Eksik yanlarımızı onaran bir soluk, gelecekten hayat çıkaran ses…

“İnsan bekler, bekler, bekler, şakakları zonklayana dek düşünür, düşünür, düşünür. Hiçbir şey olmaz. İnsan yalnız kalır. Yalnız. Yalnız…” diye sesleniyor Stefan Zweig

Depremin üzerinden on ay geçti.

Depremi yaşamak zor ancak deprem bölgesinde kadın olmak daha da zor…

Çocuk olmak…

Kalabalık barınma alanları,

Hijyen, hastalık ve salgın riskleri

hamile ve emziren kadınların hijyen sorunu…

Yetersiz beslenme,

Sonra gökyüzüne yayılan endişeler…

İşçinin, emeklinin, öğrencinin barınma sorunsalı

Tüketici kredileri…

Borçlanma, banka kredileriyle alınan hayaller,

Zenginleştiğini düşünen karışık zihinler…

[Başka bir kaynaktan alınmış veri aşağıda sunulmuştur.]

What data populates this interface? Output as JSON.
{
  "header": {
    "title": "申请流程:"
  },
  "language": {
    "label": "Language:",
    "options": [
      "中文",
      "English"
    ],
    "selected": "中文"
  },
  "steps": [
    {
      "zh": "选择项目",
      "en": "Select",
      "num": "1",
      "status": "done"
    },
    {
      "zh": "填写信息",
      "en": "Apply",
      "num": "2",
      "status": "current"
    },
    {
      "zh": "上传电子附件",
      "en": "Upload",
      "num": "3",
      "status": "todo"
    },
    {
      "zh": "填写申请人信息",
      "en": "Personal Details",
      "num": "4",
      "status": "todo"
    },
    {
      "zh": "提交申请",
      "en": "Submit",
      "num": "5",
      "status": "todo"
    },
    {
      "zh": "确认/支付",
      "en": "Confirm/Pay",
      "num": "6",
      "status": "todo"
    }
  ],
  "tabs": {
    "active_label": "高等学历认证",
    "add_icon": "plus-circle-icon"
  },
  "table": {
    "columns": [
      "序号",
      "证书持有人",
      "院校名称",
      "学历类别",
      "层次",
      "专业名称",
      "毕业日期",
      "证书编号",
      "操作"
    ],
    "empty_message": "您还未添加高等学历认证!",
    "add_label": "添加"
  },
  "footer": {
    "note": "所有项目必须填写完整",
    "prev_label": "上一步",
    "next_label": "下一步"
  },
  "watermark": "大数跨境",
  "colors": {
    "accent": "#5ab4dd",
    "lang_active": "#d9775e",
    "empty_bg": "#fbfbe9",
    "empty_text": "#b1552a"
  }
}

Günümüzle köşe kapmaca oynayan döviz, altın…

Motorin ve benzin fiyatları…

Küresel dünya, global ekonomi

Küresel sermaye ve daha birçok kavram…

Kavramlar karmaşık ve kavramlar bireyi daha da yalnızlaştırıyor…

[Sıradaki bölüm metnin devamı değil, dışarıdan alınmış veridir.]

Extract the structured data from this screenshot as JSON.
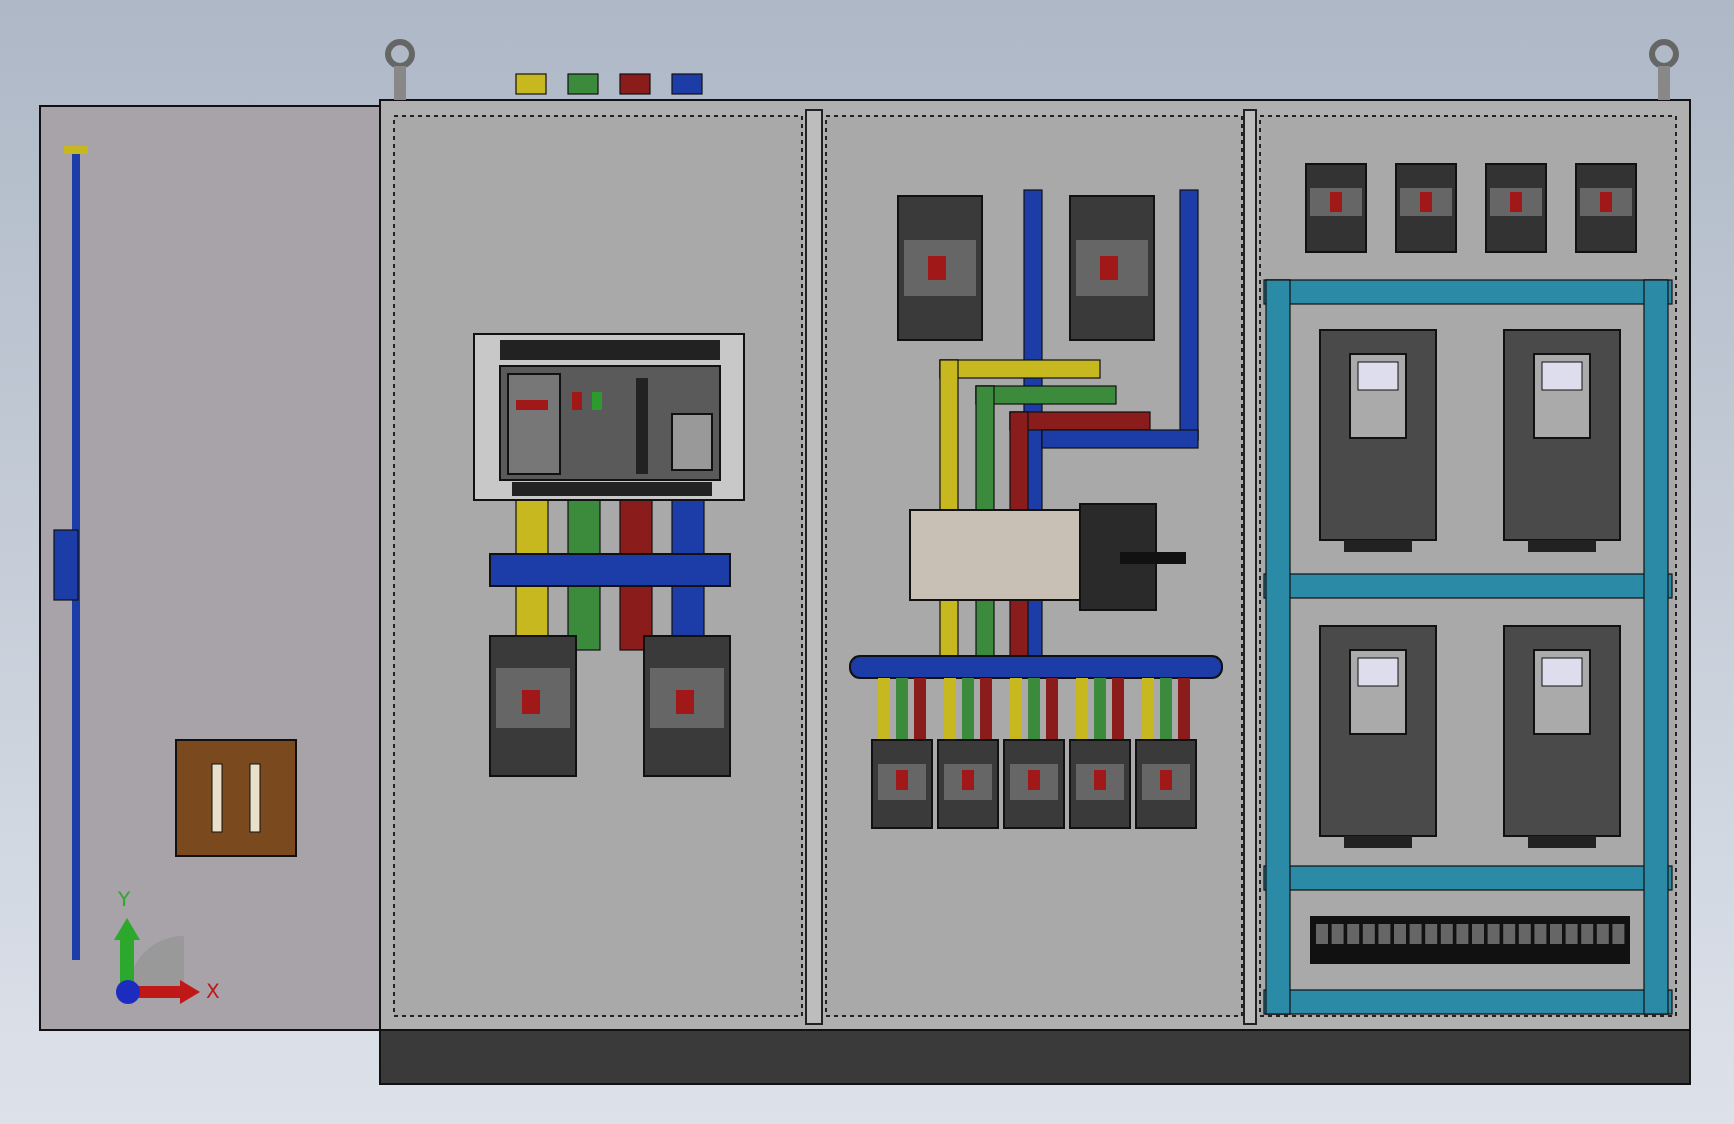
{
  "viewport": {
    "triad": {
      "x_label": "X",
      "y_label": "Y"
    }
  }
}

Bağrışların sürüklediği kitlelerle yorulduğumuz bir süreç…

Aklımıza tutuşturulan bilgi…

Amma Doğru

Amma yanlış

Kirpikleri birleşmeyen bir ruh haline dönüşüyoruz

Ağzımız sürekli açık…

Bugün neye şaşıracağız diye

Bugün kimin ağzından bağıracağız

Bugün kimin şiddetiyle savrulacağız?

Blok halinde beğen butonuna koşturan veya blok halinde kınamaların kaydığı zaman tüneli…

Oysa işsizlik ve eşit olmayan gelir dağılımı

Eğitim ve sağlık…

Çocuk işçiliği ve beslenemeyen çocuklar

İş güvenliği

Barınma ve yaşam mücadelesi

Doğal yaşamının geleceği…

Şehri şehir yapan değerler…

Depremin üzerinden neredeyse 10 ay geçti…

Sarsıntı, çığlık, ulaşılamayan telefonlar…

Yakınlarımız, dokunamadıklarımız…

Artçılar, kolon, kiriş bilmecesi…

Richter, fay, geçmiş, gelecek…

Ve sonrası yalnızlık…

Gölgeler şiir okur mu?

Gölgeler…

Her şeyin naylona döndüğü bir geçeklikte, gölgeler şiir okur mu?

“Gün olur yorulurum ayaklarımdan,

Tırnaklarımdan, saçlarımdan, gölgemden.

Gün olur, yorulurum insan olmaktan…” diye yazmış Pablo Neruda

Aslında karamsar düşüncelerden sıyrılma öyküsü bu…

Doğayı her canlısıyla anlamak

Farkında olmak ya da soyutla somutun ikilemi…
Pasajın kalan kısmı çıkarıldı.